Frodo is a happy-go-lucky mannered Hobbit who enjoys the Shire, the company of his friends and roaming the borders of his realm. As he moved from realm to realm on his mission to destroy the One Ring in the fires of Mordor, so too, his inner world changed. The One Ring influenced him to a point of unrecognizability as did the events that took place and the surroundings he found himself in. Accustomed only to the good and the green of his world, he came to know his own power of transformation and his own ability to do and act evil. At the end of his journey, and years passed, he still could not come to terms with all that had happened, for it left an indelible mark on his inner world. He was never the same.

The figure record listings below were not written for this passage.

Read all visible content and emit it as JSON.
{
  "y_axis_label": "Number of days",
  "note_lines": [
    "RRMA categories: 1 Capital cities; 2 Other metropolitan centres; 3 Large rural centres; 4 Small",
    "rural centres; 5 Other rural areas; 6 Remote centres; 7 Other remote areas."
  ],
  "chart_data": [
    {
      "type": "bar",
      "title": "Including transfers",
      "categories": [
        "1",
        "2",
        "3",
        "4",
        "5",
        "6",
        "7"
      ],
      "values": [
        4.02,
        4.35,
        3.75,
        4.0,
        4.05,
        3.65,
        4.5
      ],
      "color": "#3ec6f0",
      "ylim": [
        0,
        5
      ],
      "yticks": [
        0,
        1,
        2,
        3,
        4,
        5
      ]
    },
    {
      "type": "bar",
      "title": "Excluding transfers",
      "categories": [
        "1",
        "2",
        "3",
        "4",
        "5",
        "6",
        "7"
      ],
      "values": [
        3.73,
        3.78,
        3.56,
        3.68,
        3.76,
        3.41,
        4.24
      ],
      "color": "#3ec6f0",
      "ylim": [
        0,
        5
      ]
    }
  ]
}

Frodo’s inner struggle throughout the story is a magnificent piece of storytelling. It is a wonderfully simple idea that is simultaneously as convoluted as the nature of humanity itself. It encompasses everything we are, everything we are capable of, as well as, the darkness that is a part of us all. This aspect of the story deals with psychological, emotional and physical deterioration of a single being and his journey from light to dark.
This was masterfully portrayed in the films with the additional help of the musical component that enhances the experience and transfers the feelings from the silver screen onto the audience in a unique way.
It is this aspect of the story that captured my interest. I cannot say that I fully understand the influence the Ring has had on Frodo because I have not carried it myself. However, I can empathize with the gradual deterioration that Frodo underwent. I could clearly mark all the events of my own reality that had eventually brought me to a state of stasis. I was surviving, not living. And since I did not have a mission to accomplish that would carry me forward, I simply stayed in this state.
Every event in our lives leaves a scar for us to bear forward. The wound may heal and the body may recover, but the mind and our soul never forget. Our inner worlds change. We may not even be able to recognize ourselves when we finally reach the light.